In many ways the collection was calmer and more classic, although the latex added a sexual element. That came too when top and bottom halves of an outfit were divided with a gauzy insert, as though flesh were allowed to breathe through the carapace. The hand-painted latex of the finale, recalling both Ghesquière's early scuba prints and noble warrior paintings, were a tour de force of the imagination in this stellar show.

What it means: Latex is the future of fashion, and it's going to be sexy in a non-stripper way. Yesssss!

Hilary Alexander on Junya Watanabe for the Telegraph:

The models’ faces were hidden behind black ‘stockings’ which stretched upwards and over what looked like a series of tennis-balls or clay pitchers, forming extraordinary growths on top of their heads.
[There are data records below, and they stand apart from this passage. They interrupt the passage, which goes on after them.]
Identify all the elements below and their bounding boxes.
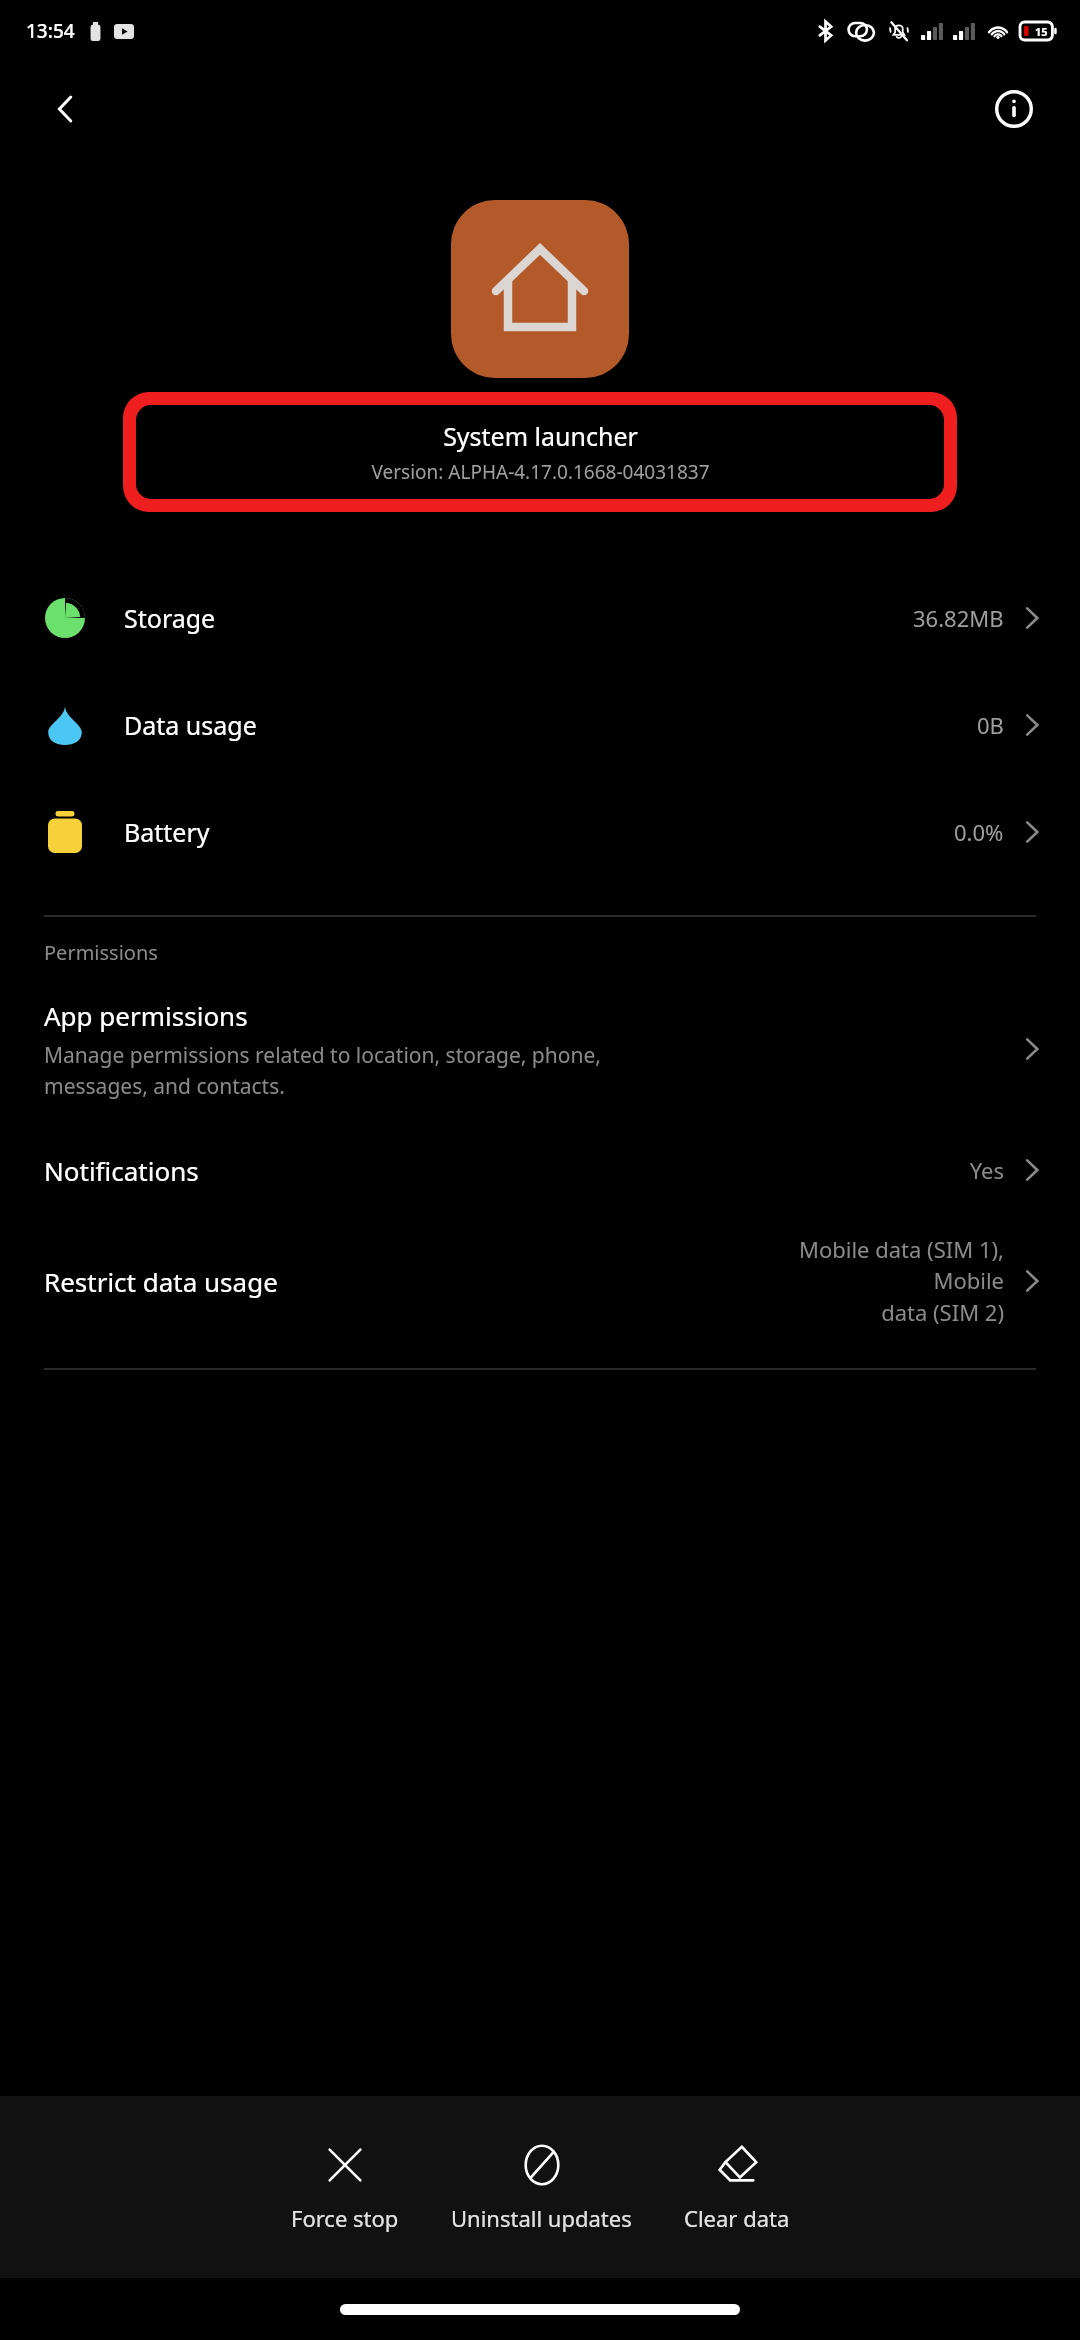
- button[interactable]: Clear data: [670, 2131, 804, 2243]
- staticText: Notifications: [44, 1153, 199, 1188]
- button[interactable]: Battery: [0, 778, 1080, 885]
- staticText: App permissions: [44, 998, 248, 1033]
- button[interactable]: App info: [986, 81, 1042, 137]
- button[interactable]: Restrict data usage: [0, 1220, 1080, 1342]
- staticText: Permissions: [44, 939, 158, 966]
- staticText: 0B: [977, 710, 1004, 740]
- staticText: System launcher: [443, 419, 638, 453]
- staticText: 15: [1035, 24, 1048, 39]
- staticText: Data usage: [124, 708, 257, 742]
- staticText: Battery: [124, 815, 210, 849]
- staticText: Restrict data usage: [44, 1264, 278, 1299]
- staticText: Force stop: [291, 2203, 399, 2233]
- button[interactable]: Data usage: [0, 671, 1080, 778]
- button[interactable]: Force stop: [277, 2131, 413, 2243]
- staticText: 0.0%: [954, 817, 1004, 847]
- staticText: Storage: [124, 601, 216, 635]
- staticText: Mobile data (SIM 1), Mobile data (SIM 2): [729, 1234, 1004, 1328]
- staticText: Version: ALPHA-4.17.0.1668-04031837: [371, 459, 710, 485]
- button[interactable]: Storage: [0, 564, 1080, 671]
- staticText: Manage permissions related to location, …: [44, 1041, 601, 1100]
- button[interactable]: Uninstall updates: [437, 2131, 646, 2243]
- button[interactable]: System launcher: [136, 405, 944, 499]
- staticText: Clear data: [684, 2203, 790, 2233]
- staticText: 36.82MB: [913, 603, 1004, 633]
- staticText: 13:54: [26, 18, 75, 44]
- button[interactable]: Back: [38, 81, 94, 137]
- staticText: Uninstall updates: [451, 2203, 632, 2233]
- button[interactable]: App permissions: [0, 976, 1080, 1120]
- staticText: Yes: [969, 1155, 1004, 1185]
- button[interactable]: Notifications: [0, 1120, 1080, 1220]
Perhaps the models’ faces were hidden in order we might not be distracted and, thus, focus more on the clothes.

Perhaps not. It certainly wasn’t, as I had wondered, inspired by ancient peasant-women carrying urns or baskets of fruit on their heads.

Watanabe seemed disconcerted by my suggestion. But then, he didn’t really know why either. It seemed the right thing, was the best explanation I could get.

What it means: Guilty! Watanabe attempted creepy edginess for edginess' sake. Also, critics really overanalyze these things.